Registration, video ads, premium content, white papers, all the enablers of electronic commerce are going to solve the present bit-cost dilemma, given time.
Written by Dana Blankenhorn, Inactive

Contrary to the spin of Time-Warner, bits don't have a cost. (This is a real product, a bandwidth meter using the image of Mr. T.)

What costs is two-way bandwidth, equipment to transmit it and the labor needed to install and maintain it. It's the capacity for carrying bits, not the bits themselves, which carry a price.

On that front the news continues to be good. The price of a steady data stream should fall to $5/meg this year, down from $7/meg. It will keep falling thanks to Moore's Law, especially as fiber switching filters into smaller ISPs.

So what excuse can Time-Warner Cable have for charging those who transfer over 50 Gbytes per month as though it were a rural WISP leasing T-1s from a Bell company?

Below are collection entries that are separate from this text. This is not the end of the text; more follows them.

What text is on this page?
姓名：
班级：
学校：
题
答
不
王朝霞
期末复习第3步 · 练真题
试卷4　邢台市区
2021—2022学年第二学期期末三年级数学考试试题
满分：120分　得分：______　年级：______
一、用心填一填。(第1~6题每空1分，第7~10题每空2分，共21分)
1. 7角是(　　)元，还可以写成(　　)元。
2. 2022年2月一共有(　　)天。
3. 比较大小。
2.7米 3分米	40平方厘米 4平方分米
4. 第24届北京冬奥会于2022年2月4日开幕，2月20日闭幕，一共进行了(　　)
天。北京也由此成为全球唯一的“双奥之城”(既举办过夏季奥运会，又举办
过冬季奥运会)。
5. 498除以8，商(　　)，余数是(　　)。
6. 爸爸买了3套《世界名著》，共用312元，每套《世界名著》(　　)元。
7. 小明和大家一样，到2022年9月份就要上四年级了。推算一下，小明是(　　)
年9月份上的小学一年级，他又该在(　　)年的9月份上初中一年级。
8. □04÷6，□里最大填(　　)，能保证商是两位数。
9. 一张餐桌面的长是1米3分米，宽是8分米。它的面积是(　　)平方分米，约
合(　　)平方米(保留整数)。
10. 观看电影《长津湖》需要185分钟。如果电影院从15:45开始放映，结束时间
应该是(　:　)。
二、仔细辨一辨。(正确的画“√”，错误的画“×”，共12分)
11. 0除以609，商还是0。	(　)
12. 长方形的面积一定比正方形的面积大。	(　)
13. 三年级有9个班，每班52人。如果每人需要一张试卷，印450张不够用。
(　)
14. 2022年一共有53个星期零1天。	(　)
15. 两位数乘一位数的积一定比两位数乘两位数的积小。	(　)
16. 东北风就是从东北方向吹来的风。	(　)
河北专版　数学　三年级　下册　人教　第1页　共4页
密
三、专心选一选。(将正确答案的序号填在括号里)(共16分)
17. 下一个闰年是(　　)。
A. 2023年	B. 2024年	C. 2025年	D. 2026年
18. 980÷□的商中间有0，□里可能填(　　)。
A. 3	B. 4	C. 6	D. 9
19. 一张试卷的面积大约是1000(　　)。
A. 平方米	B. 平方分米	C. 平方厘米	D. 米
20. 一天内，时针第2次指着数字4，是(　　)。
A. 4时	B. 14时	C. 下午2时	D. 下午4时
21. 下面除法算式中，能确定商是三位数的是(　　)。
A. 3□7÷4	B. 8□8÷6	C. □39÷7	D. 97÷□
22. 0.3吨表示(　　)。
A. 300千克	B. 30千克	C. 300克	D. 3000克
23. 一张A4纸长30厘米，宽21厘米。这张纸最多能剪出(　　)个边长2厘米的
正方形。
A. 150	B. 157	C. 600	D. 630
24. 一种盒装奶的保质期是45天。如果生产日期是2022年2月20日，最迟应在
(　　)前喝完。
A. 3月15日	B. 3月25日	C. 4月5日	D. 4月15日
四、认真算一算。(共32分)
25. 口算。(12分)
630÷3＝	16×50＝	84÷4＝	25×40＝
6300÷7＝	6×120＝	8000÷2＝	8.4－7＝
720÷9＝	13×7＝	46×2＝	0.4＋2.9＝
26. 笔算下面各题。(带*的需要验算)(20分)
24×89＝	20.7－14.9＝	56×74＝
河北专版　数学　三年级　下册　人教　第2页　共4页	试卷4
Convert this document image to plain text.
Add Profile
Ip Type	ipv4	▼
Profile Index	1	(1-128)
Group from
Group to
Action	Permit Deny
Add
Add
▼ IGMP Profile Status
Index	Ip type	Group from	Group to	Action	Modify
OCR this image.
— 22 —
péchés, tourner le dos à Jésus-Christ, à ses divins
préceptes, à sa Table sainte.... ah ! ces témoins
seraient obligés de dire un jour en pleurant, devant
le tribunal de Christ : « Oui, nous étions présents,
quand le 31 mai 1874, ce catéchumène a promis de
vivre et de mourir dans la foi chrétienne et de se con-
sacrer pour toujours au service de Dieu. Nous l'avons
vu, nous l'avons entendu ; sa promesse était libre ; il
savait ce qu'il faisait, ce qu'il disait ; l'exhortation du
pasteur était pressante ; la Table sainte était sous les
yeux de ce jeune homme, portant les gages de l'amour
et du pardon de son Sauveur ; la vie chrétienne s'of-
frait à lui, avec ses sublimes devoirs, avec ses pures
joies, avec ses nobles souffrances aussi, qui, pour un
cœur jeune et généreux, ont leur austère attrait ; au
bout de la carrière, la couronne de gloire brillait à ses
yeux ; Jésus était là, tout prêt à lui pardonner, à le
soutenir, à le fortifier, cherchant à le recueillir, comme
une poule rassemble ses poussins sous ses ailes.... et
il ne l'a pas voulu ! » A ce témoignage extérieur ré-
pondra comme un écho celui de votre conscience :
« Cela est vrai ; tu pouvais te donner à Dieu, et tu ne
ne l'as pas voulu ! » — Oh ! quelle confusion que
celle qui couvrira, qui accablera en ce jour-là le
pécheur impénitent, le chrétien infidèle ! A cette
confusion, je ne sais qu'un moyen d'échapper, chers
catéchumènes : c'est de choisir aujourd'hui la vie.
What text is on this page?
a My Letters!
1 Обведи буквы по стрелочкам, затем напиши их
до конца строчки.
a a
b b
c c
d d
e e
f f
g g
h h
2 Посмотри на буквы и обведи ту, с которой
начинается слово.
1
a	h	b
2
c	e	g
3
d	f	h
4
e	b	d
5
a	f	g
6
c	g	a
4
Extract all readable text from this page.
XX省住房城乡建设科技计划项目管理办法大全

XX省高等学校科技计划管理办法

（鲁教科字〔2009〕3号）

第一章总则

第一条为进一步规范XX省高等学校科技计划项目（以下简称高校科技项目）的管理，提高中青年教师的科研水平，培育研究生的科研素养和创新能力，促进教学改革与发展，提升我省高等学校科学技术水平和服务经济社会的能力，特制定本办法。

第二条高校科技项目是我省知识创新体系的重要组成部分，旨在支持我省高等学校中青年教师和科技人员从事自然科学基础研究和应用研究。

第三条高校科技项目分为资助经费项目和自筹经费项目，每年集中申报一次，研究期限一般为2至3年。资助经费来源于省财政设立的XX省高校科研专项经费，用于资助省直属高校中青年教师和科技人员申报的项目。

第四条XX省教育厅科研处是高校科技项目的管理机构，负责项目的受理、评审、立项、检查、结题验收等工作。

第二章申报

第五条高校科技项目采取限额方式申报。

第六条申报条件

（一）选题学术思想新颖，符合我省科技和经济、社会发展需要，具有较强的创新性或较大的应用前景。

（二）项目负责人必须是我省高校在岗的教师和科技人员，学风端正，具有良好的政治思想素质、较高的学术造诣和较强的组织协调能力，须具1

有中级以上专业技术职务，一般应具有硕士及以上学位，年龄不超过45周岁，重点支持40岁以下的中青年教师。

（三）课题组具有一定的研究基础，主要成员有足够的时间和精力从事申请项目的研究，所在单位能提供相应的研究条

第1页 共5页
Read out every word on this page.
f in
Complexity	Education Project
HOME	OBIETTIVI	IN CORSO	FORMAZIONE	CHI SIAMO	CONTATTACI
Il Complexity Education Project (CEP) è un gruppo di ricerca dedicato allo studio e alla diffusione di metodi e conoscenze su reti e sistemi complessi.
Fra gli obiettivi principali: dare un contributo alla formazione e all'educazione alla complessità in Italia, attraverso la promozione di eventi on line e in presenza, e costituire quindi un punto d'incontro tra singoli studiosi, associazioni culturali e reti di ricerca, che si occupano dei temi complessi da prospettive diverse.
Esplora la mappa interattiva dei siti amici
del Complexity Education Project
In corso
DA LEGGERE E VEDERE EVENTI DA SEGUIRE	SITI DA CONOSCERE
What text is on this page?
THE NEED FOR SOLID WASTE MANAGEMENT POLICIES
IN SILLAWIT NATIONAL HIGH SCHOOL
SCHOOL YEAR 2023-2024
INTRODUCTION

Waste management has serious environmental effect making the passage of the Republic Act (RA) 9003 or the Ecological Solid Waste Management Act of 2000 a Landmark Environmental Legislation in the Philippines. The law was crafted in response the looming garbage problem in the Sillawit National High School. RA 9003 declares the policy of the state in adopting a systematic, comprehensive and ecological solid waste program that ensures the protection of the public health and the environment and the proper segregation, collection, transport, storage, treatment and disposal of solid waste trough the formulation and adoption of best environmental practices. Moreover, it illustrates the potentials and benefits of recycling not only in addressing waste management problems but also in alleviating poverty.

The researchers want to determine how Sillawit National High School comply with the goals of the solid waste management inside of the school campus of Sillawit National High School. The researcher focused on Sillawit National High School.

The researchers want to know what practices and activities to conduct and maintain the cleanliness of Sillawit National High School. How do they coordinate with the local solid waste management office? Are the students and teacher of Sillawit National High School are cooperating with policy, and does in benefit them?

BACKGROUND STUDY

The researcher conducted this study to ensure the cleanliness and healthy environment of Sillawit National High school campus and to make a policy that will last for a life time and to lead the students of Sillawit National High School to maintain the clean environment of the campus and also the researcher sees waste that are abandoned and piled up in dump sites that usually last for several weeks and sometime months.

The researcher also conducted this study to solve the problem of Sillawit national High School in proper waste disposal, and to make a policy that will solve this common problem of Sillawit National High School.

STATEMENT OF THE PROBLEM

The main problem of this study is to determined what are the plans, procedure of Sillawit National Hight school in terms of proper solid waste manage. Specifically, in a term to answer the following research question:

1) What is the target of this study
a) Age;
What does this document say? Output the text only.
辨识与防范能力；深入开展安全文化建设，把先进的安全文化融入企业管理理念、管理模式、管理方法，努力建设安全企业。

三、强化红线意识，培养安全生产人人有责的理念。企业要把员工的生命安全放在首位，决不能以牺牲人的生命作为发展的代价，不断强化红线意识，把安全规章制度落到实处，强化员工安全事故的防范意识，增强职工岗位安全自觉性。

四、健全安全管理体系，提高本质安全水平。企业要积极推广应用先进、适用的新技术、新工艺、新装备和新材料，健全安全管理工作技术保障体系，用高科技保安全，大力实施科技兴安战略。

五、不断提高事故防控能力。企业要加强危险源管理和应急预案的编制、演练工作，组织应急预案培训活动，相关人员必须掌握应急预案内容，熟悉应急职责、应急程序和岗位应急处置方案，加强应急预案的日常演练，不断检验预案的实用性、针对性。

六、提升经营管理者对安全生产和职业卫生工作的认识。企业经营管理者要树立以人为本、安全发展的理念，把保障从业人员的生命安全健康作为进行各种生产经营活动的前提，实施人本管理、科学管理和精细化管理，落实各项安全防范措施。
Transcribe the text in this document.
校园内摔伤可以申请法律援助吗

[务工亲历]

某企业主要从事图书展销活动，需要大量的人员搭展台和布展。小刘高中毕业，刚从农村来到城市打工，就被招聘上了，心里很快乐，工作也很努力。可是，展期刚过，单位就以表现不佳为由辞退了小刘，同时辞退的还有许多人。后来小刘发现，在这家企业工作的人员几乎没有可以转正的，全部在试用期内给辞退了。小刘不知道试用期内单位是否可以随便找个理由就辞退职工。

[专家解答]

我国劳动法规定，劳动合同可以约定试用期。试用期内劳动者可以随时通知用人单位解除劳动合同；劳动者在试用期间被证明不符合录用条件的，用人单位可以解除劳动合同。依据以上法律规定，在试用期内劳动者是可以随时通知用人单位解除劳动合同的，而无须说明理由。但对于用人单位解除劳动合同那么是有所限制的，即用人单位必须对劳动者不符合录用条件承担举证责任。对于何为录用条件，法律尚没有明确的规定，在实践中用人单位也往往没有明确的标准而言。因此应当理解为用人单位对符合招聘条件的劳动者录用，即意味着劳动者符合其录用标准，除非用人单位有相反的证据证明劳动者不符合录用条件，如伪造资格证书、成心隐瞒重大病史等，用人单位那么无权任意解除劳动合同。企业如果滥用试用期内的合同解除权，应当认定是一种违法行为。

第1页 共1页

It's the same excuse Comcast has for throttling BitTorrent, namely an effort to protect video revenue streams, and its control of the pay TV business model.

Fact is while most of us on the tech beat have been focused on the Bell-cable duopoly, where the Internet lives, the cable guys have been getting hammered from above by DirecTv.

A single stream to a satellite, and dish antennas, scales better than a wired network. The capital advantages of the dish increase as subscriber counts grow. Consumers pay less for video and get more. Even my mother-in-law has switched.

Since video is the reason the Bells upgraded, and that watering hole is drying up faster than a Georgia lake in a drought, what are the duopolists to do?

Two things. Claim that Internet video is theft, and claim that bits have real costs. Either close off Internet video as illegal, forcing video consumers back to their mall, or charge enough for the bits to justify network upgrades.

It's a short-term plan which depends on the political might of both networks and studios, working together, to force their business model onto consumers, with prices for bits and content rolled-in together and ISPs acting as bankers.

But this is just one direction pay TV business models might take in the future, and the only hope for cable is that the duopoly on last-mile access holds, while the Internet fails to innovate.

If you have a choice beyond metered bits you're going to take it, and the technology trends say that choice is coming, assuming the market is allowed to work its will.

What's needed, still, are working business models for content, both ad-based and subscription, which cut the network operators out and leave them just transmitting bits.

If you look around this site you'll see the start of some. Registration, video ads, premium content, white papers, all the enablers of electronic commerce are going to solve the present bit-cost dilemma, given time.

Once again, the market is going to win.  Now you know which fool is to be pitied.